Par Jean-Guillaume Lozato *
La Tunisie a gagné ses deux précédents matchs avec sérieux, application, avec quelques séquences de jeu intéressantes malgré des détails à améliorer. Les plus sceptiques s’appuieront entre autres arguments sur deux faits de jeu similaires qui se sont produits au cours des deux derniers matchs : l’obtention d’un but sur une erreur adverse grossière, c’est-à-dire marquer contre son camp, la hantise des défenseurs. Alors, jamais deux sans trois ?
Profiter des erreurs de l’adversaire
La Tunisie pousserait-elle ses adversaires vers l’erreur, en raison du stress qu’elle inspirerait ? C’est la question que l’on est en droit de se poser en l’état actuel des choses.
Puissance ré-émergente de sa zone de qualification, l’équipe nationale au maillot rouge et blanc en a fait voir de toutes les couleurs à plusieurs homologues depuis la Coupe du Monde. Du marathon au sprint. De la patience façon arts martiaux à la réactivité affirmée comme boxe. Sur le ring du ballon rond mondial sont tombées récemment une équipe subsaharienne (le Botswana battu 3-0) puis une équipe d’Afrique du Nord (l’Égypte défaite 3-1). Dans ces deux cas de figure, un but en faveur du Pays du Jasmin a été inscrit contre son camp par l’adversaire. Un fait qui n’est jamais considéré comme une prouesse, qu’il soit interprété comme l’œuvre d’un membre du groupe adverse ou comme la conséquence de la pression exercée par l’équipe qui en bénéficie. Et pourtant…

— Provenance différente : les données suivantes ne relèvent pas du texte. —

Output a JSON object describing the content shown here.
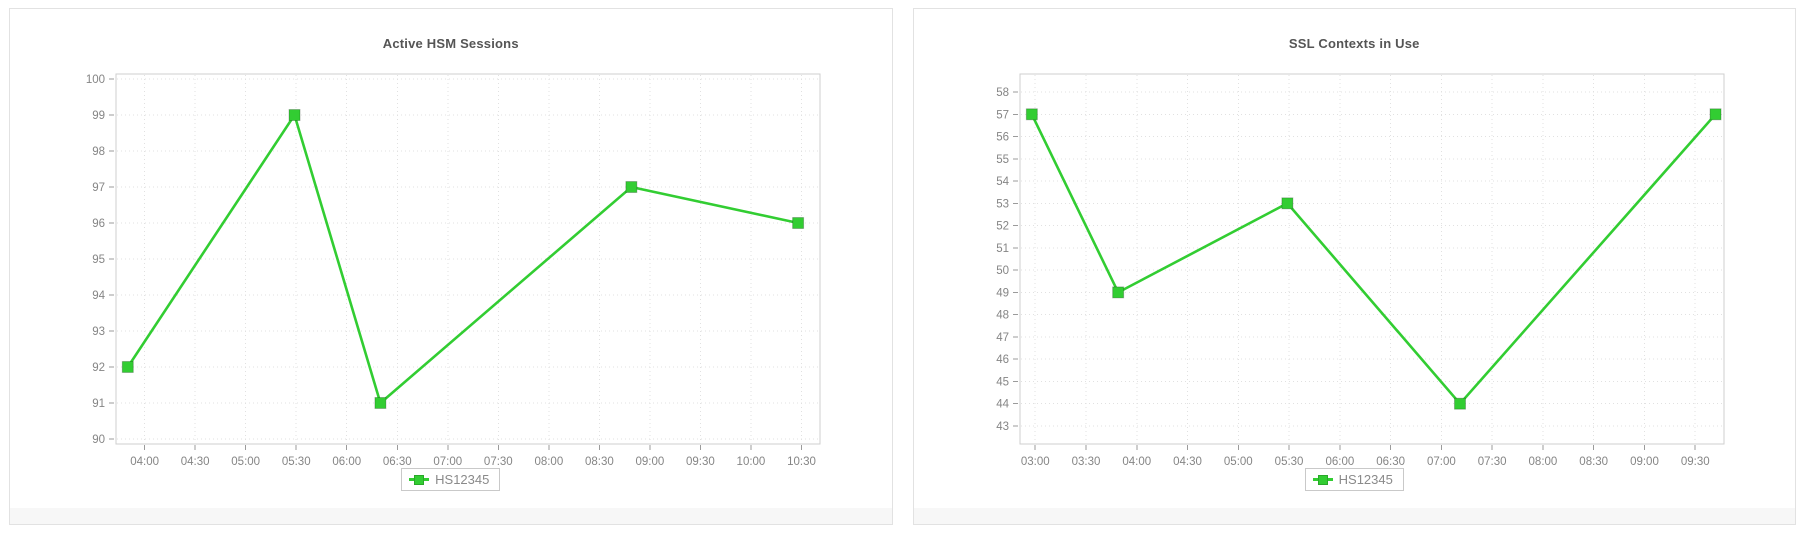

L’«autogol» se produit peu. Mais il compte pour la statistique en tant que fait de jeu. Il se produit peut-être plus fréquemment qu’avant. Deux raisons, donc, pour accepter sa prise en compte.
Tout franchissement de la ligne de but effectué entièrement par la sphère de cuir si convoitées par les vingt-deux acteurs vaut un but. Quel que soit le protagoniste l’ayant dirigée intentionnellement ou malencontreusement. Ce rappel des plus élémentaires est nécessaire au vu des expressions dubitatives entourant les derniers scores réalisés par les Aigles de Carthage qui n’ont fait que bénéficier de l’application du règlement prodigué par le corps arbitral.
Cette forme d’issue, débouchant directement sur le résultat d’une partie, se produit un peu plus que par le passé. Surtout depuis l’avènement de l’interdiction de la passe en retrait au gardien dans la surface de réparation. De plus nous sommes dans une période où les scores prolifiques se sont démocratisés, y compris dans une compétition aux défenses réputées aussi dures que dans le championnat italien. Au hasard, référons-nous au 3-3 de la finale Qatar 2022, entre France et Argentine. Puis deux victoires sur le score identique de 7-0 dans leur championnat respectivement en faveur du Bayern de Munich et de l’A.S Roma au mois de septembre.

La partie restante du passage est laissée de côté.